Wednesday, 24 November 2021
Education (Health, Relationships and Sex Education) Bill 2021: Second Stage [Private Members]
Mark Ward (Dublin Mid West, Sinn Fein)
I thank the Social Democrats for bringing this Bill to the House. Sinn Féin will support it. I am a father of three children and I can say that sex education can be hit-and-miss, depending on the teacher who is teaching it and on the religious ethos of the school. It is no secret that sex education in this State has long been totally deficient. While some improvements have been made, we still hear stories from schools about education that is misguided, incorrect or incomplete.
An advisory group established to advise on the development of relationships and sexual education in schools found that children receive informal and unsupervised information about relationships and sexuality; such information may be inadequate and inappropriate; young people are already exposed to a variety of sexual practices and attitudes through the media, particularly television, film and social media; children are maturing physically at an even earlier age; the roles of men and women in society are changing; there are health issues associated with sexual practice; young people are becoming sexually active at an earlier age than in the past; and the nature of family life is changing in a way that places many pressures on children and young people. We must have a relationships and sexual education curriculum in schools that will capture this.
Although relationships and sexual education is a mandatory programme, it is not taught in all schools and in all classes. This is 2021, but it sometimes feels as if it is 1921. This is particularly the case, as was mentioned previously, for young people in the LGBTQ+ community due to the lack of inclusion in the current Department of Education model, let alone courses that have been compiled by religious organisations, such as the Flourish programme. The Flourish programme is not fit-for-purpose for relationships and sexuality education for children. It is discriminatory to LGBTQ children and families. When it comes to relationships and sexual education, the religious doctrine cannot influence how it is taught to children. If the Catholic Church does not feel that teaching proper, factual and up-to-date sexual education in schools is appropriate, it says more about the Catholic Church than it does about the young people who attend its schools.
No child should feel that his or her identity, sexuality or family circumstances are lesser because they are not included in the sexual education programme prescribed by the child's school, the ethos of that school or the teacher. Due in large part to outdated legislation, schools are picking and choosing the parts of the sexual curriculum to deliver to their students. This means that many of the key issues surrounding safe sex, contraceptives and crisis pregnancies are often barely touched on or are left out entirely. These areas are discussed even less frequently or often not at all in the context of same-sex relationships.

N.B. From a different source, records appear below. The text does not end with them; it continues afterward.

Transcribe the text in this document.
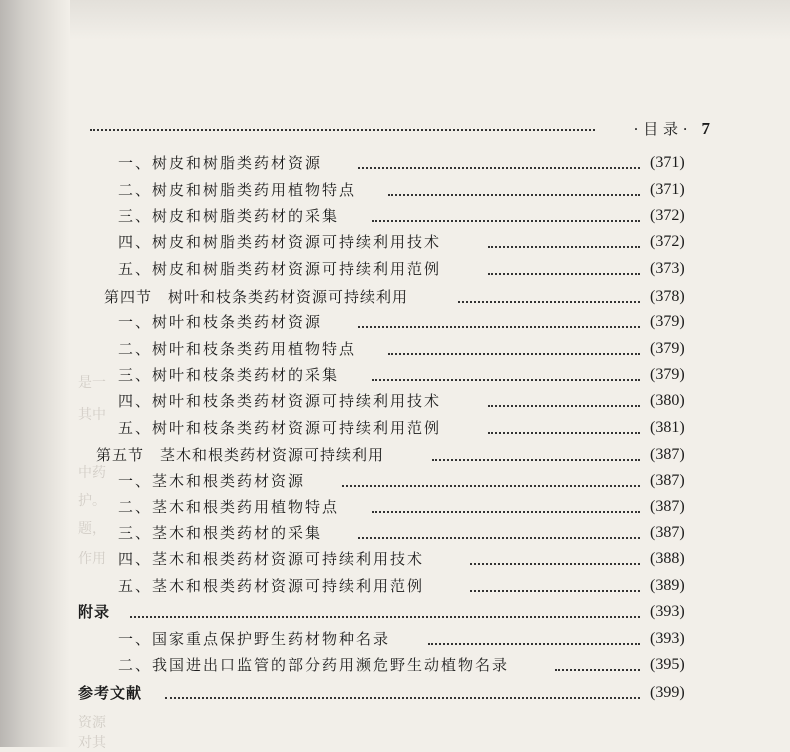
是一
其中
中药
护。
题，
作用
资源
对其
· 目 录 · 7
一、树皮和树脂类药材资源	(371)
二、树皮和树脂类药用植物特点	(371)
三、树皮和树脂类药材的采集	(372)
四、树皮和树脂类药材资源可持续利用技术	(372)
五、树皮和树脂类药材资源可持续利用范例	(373)
第四节　树叶和枝条类药材资源可持续利用	(378)
一、树叶和枝条类药材资源	(379)
二、树叶和枝条类药用植物特点	(379)
三、树叶和枝条类药材的采集	(379)
四、树叶和枝条类药材资源可持续利用技术	(380)
五、树叶和枝条类药材资源可持续利用范例	(381)
第五节　茎木和根类药材资源可持续利用	(387)
一、茎木和根类药材资源	(387)
二、茎木和根类药用植物特点	(387)
三、茎木和根类药材的采集	(387)
四、茎木和根类药材资源可持续利用技术	(388)
五、茎木和根类药材资源可持续利用范例	(389)
附录	(393)
一、国家重点保护野生药材物种名录	(393)
二、我国进出口监管的部分药用濒危野生动植物名录	(395)
参考文献	(399)
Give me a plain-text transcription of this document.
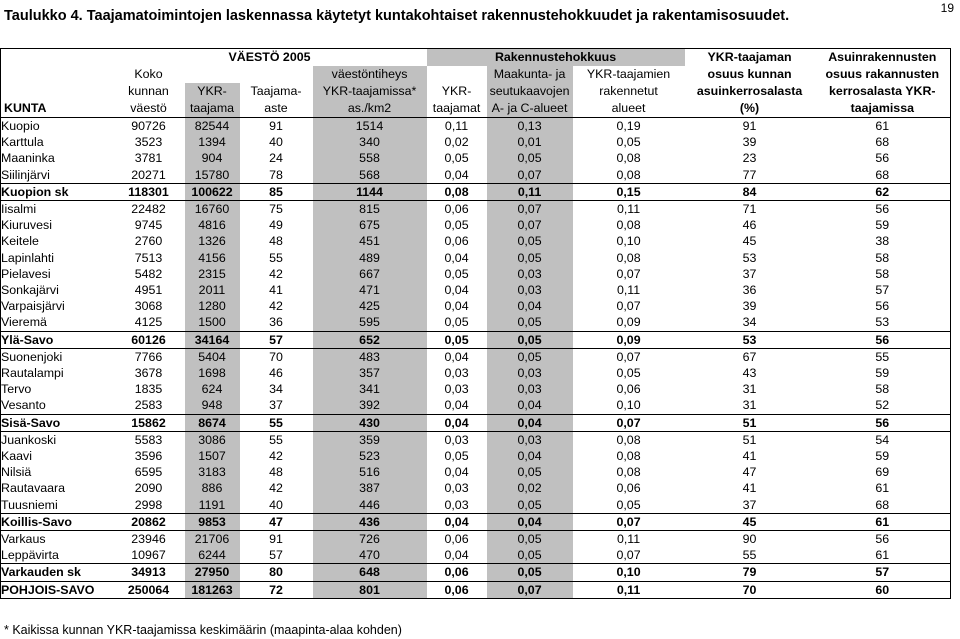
19
Taulukko 4. Taajamatoimintojen laskennassa käytetyt kuntakohtaiset rakennustehokkuudet ja rakentamisosuudet.
	VÄESTÖ 2005				Rakennustehokkuus			YKR-taajaman	Asuinrakennusten
	Koko			väestöntiheys		Maakunta- ja	YKR-taajamien	osuus kunnan	osuus rakannusten
	kunnan	YKR-	Taajama-	YKR-taajamissa*	YKR-	seutukaavojen	rakennetut	asuinkerrosalasta	kerrosalasta YKR-
KUNTA	väestö	taajama	aste	as./km2	taajamat	A- ja C-alueet	alueet	(%)	taajamissa
Kuopio	90726	82544	91	1514	0,11	0,13	0,19	91	61
Karttula	3523	1394	40	340	0,02	0,01	0,05	39	68
Maaninka	3781	904	24	558	0,05	0,05	0,08	23	56
Siilinjärvi	20271	15780	78	568	0,04	0,07	0,08	77	68
Kuopion sk	118301	100622	85	1144	0,08	0,11	0,15	84	62
Iisalmi	22482	16760	75	815	0,06	0,07	0,11	71	56
Kiuruvesi	9745	4816	49	675	0,05	0,07	0,08	46	59
Keitele	2760	1326	48	451	0,06	0,05	0,10	45	38
Lapinlahti	7513	4156	55	489	0,04	0,05	0,08	53	58
Pielavesi	5482	2315	42	667	0,05	0,03	0,07	37	58
Sonkajärvi	4951	2011	41	471	0,04	0,03	0,11	36	57
Varpaisjärvi	3068	1280	42	425	0,04	0,04	0,07	39	56
Vieremä	4125	1500	36	595	0,05	0,05	0,09	34	53
Ylä-Savo	60126	34164	57	652	0,05	0,05	0,09	53	56
Suonenjoki	7766	5404	70	483	0,04	0,05	0,07	67	55
Rautalampi	3678	1698	46	357	0,03	0,03	0,05	43	59
Tervo	1835	624	34	341	0,03	0,03	0,06	31	58
Vesanto	2583	948	37	392	0,04	0,04	0,10	31	52
Sisä-Savo	15862	8674	55	430	0,04	0,04	0,07	51	56
Juankoski	5583	3086	55	359	0,03	0,03	0,08	51	54
Kaavi	3596	1507	42	523	0,05	0,04	0,08	41	59
Nilsiä	6595	3183	48	516	0,04	0,05	0,08	47	69
Rautavaara	2090	886	42	387	0,03	0,02	0,06	41	61
Tuusniemi	2998	1191	40	446	0,03	0,05	0,05	37	68
Koillis-Savo	20862	9853	47	436	0,04	0,04	0,07	45	61
Varkaus	23946	21706	91	726	0,06	0,05	0,11	90	56
Leppävirta	10967	6244	57	470	0,04	0,05	0,07	55	61
Varkauden sk	34913	27950	80	648	0,06	0,05	0,10	79	57
POHJOIS-SAVO	250064	181263	72	801	0,06	0,07	0,11	70	60
* Kaikissa kunnan YKR-taajamissa keskimäärin (maapinta-alaa kohden)
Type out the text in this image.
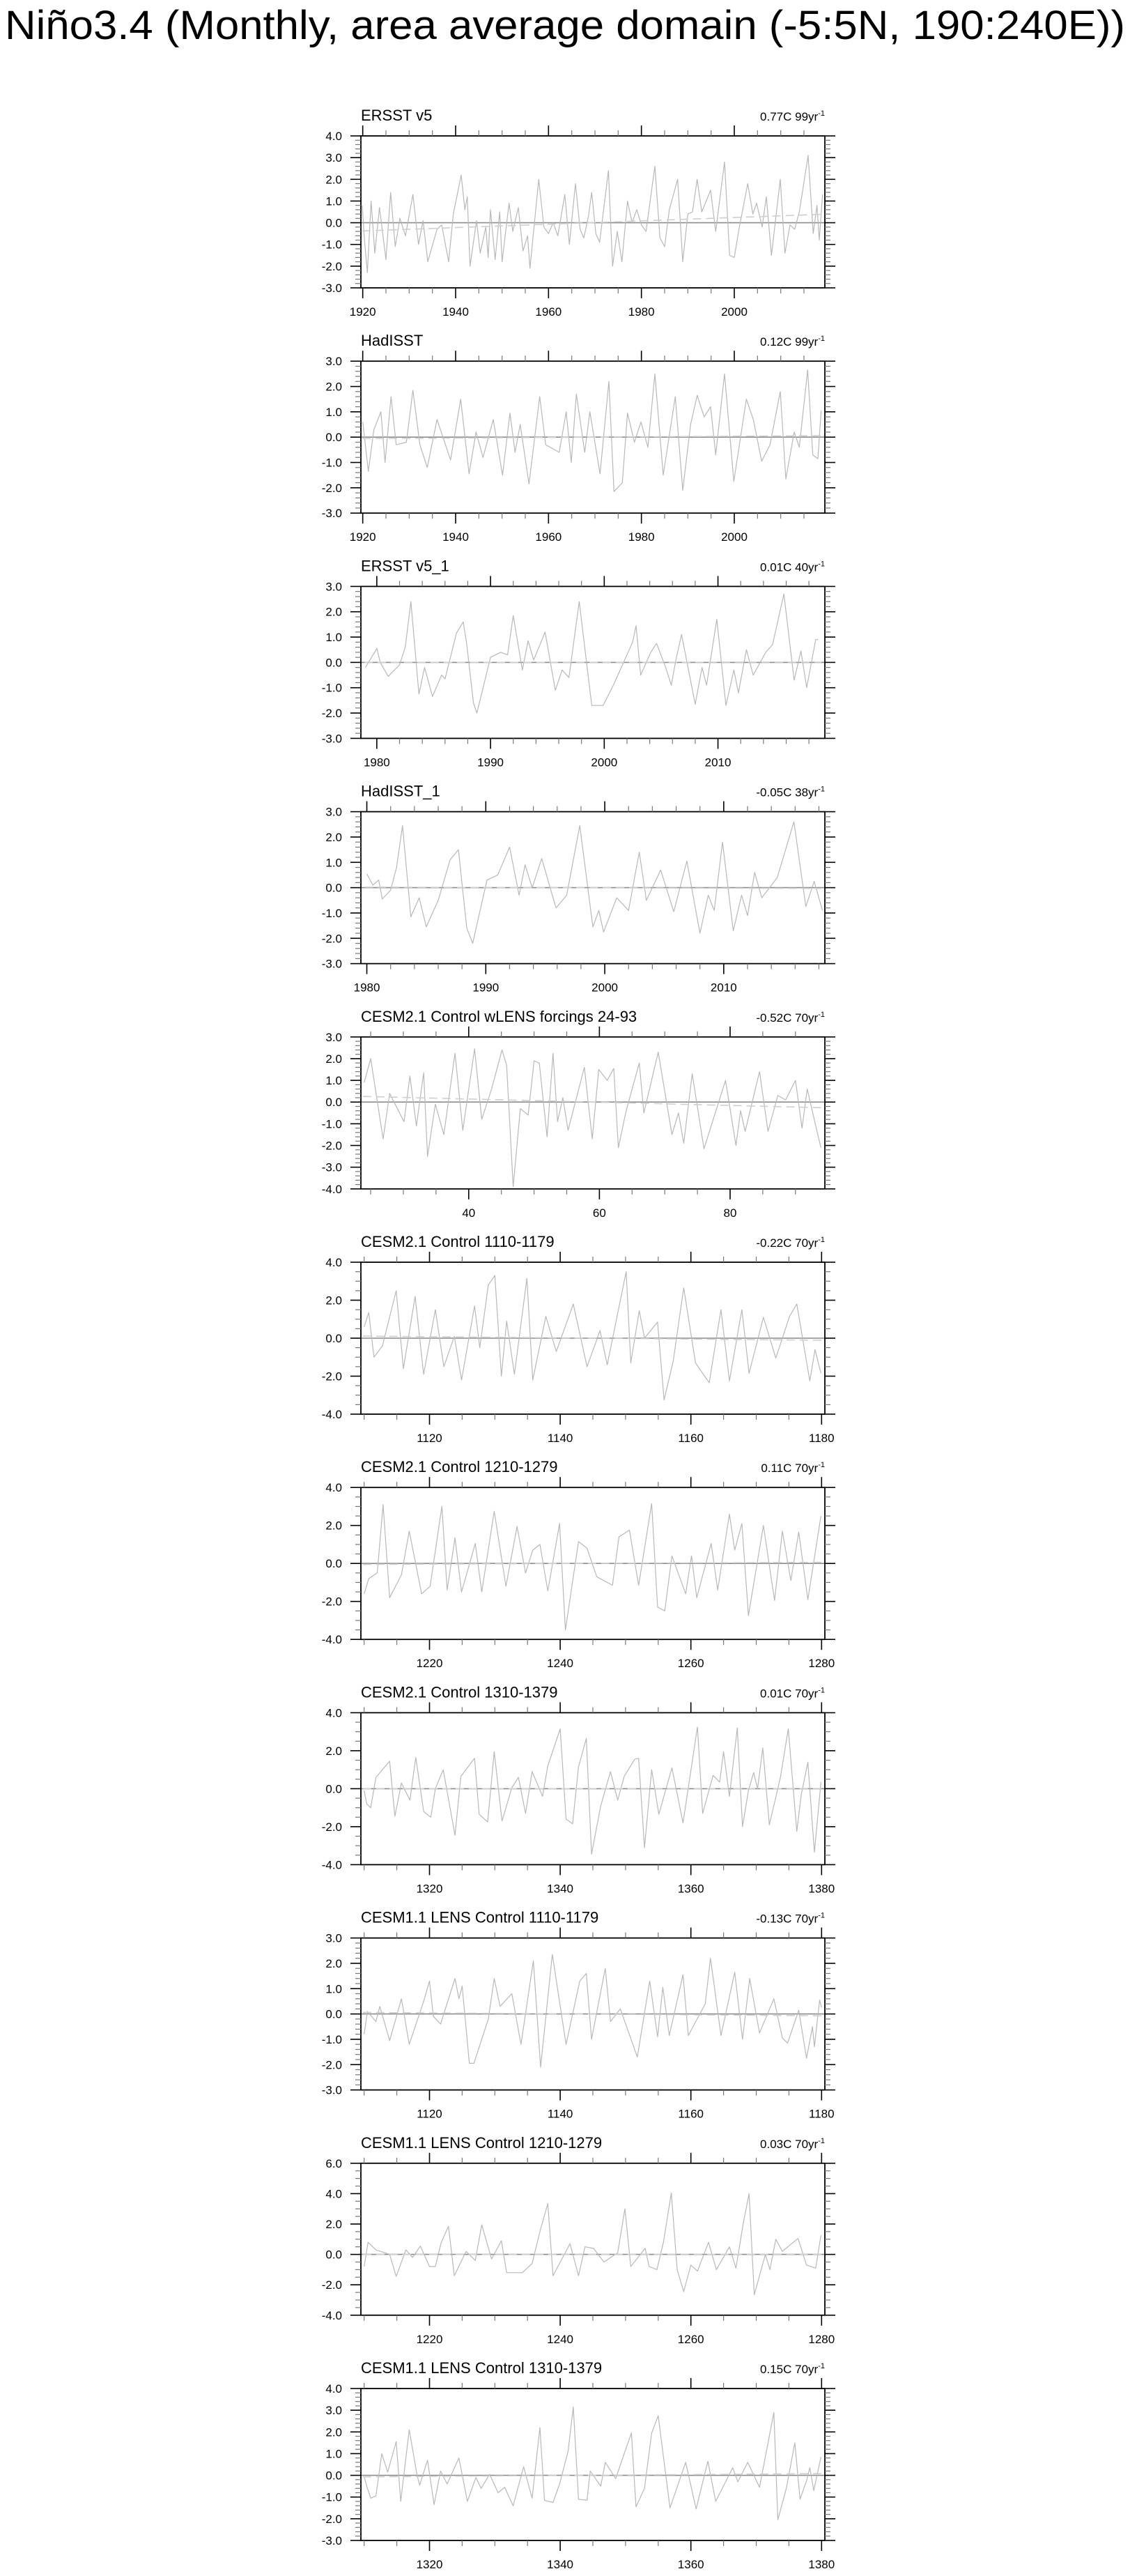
Niño3.4 (Monthly, area average domain (-5:5N, 190:240E))
ERSST v5	0.77C $99yr^{-1}$
4.0
3.0
2.0
1.0
0.0
-1.0
-2.0
-3.0
1920	1940	1960	1980	2000
HadISST	0.12C $99yr^{-1}$
3.0
2.0
1.0
0.0
-1.0
-2.0
-3.0
1920	1940	1960	1980	2000
ERSST v5_1	0.01C $40yr^{-1}$
3.0
2.0
1.0
0.0
-1.0
-2.0
-3.0
1980	1990	2000	2010
HadISST_1	-0.05C $38yr^{-1}$
3.0
2.0
1.0
0.0
-1.0
-2.0
-3.0
1980	1990	2000	2010
CESM2.1 Control wLENS forcings 24-93	-0.52C $70yr^{-1}$
3.0
2.0
1.0
0.0
-1.0
-2.0
-3.0
-4.0
40	60	80
CESM2.1 Control 1110-1179	-0.22C $70yr^{-1}$
4.0
2.0
0.0
-2.0
-4.0
1120	1140	1160	1180
CESM2.1 Control 1210-1279	0.11C $70yr^{-1}$
4.0
2.0
0.0
-2.0
-4.0
1220	1240	1260	1280
CESM2.1 Control 1310-1379	0.01C $70yr^{-1}$
4.0
2.0
0.0
-2.0
-4.0
1320	1340	1360	1380
CESM1.1 LENS Control 1110-1179	-0.13C $70yr^{-1}$
3.0
2.0
1.0
0.0
-1.0
-2.0
-3.0
1120	1140	1160	1180
CESM1.1 LENS Control 1210-1279	0.03C $70yr^{-1}$
6.0
4.0
2.0
0.0
-2.0
-4.0
1220	1240	1260	1280
CESM1.1 LENS Control 1310-1379	0.15C $70yr^{-1}$
4.0
3.0
2.0
1.0
0.0
-1.0
-2.0
-3.0
1320	1340	1360	1380
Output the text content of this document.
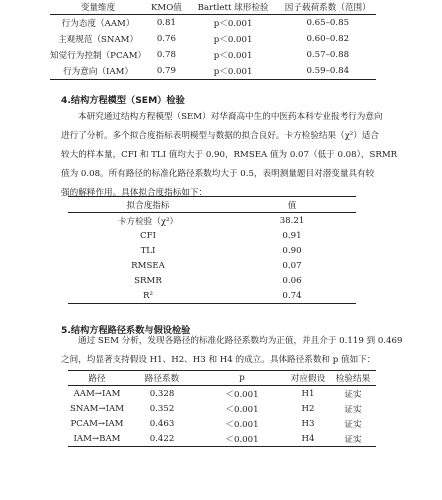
变量维度	KMO值	Bartlett 球形检验	因子载荷系数（范围）
行为态度（AAM）	0.81	p＜0.001	0.65–0.85
主观规范（SNAM）	0.76	p＜0.001	0.60–0.82
知觉行为控制（PCAM）	0.78	p＜0.001	0.57–0.88
行为意向（IAM）	0.79	p＜0.001	0.59–0.84
4.结构方程模型（SEM）检验
本研究通过结构方程模型（SEM）对华裔高中生的中医药本科专业报考行为意向
进行了分析。多个拟合度指标表明模型与数据的拟合良好。卡方检验结果（χ²）适合
较大的样本量，CFI 和 TLI 值均大于 0.90，RMSEA 值为 0.07（低于 0.08），SRMR
值为 0.08。所有路径的标准化路径系数均大于 0.5，表明测量题目对潜变量具有较
强的解释作用。具体拟合度指标如下：
拟合度指标	值
卡方检验（χ²）	38.21
CFI	0.91
TLI	0.90
RMSEA	0.07
SRMR	0.06
R²	0.74
5.结构方程路径系数与假设检验
通过 SEM 分析，发现各路径的标准化路径系数均为正值，并且介于 0.119 到 0.469
之间，均显著支持假设 H1、H2、H3 和 H4 的成立。具体路径系数和 p 值如下：
路径	路径系数	p	对应假设	检验结果
AAM→IAM	0.328	＜0.001	H1	证实
SNAM→IAM	0.352	＜0.001	H2	证实
PCAM→IAM	0.463	＜0.001	H3	证实
IAM→BAM	0.422	＜0.001	H4	证实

As I said, it is 2021, not 1921. The access young people have to the Internet is not something I experienced when I was younger. If not monitored, this can lead to young people accessing sites that will give them a false realisation of what sex is and of what sexual consent is. The fact that sexual consent is often left out of discussions in schools is a red flag that indicates why we must update the relationships and sexual education curriculum in schools. If we teach young people about consent at a young age, it will help them become informed, respectful decision makers as adults.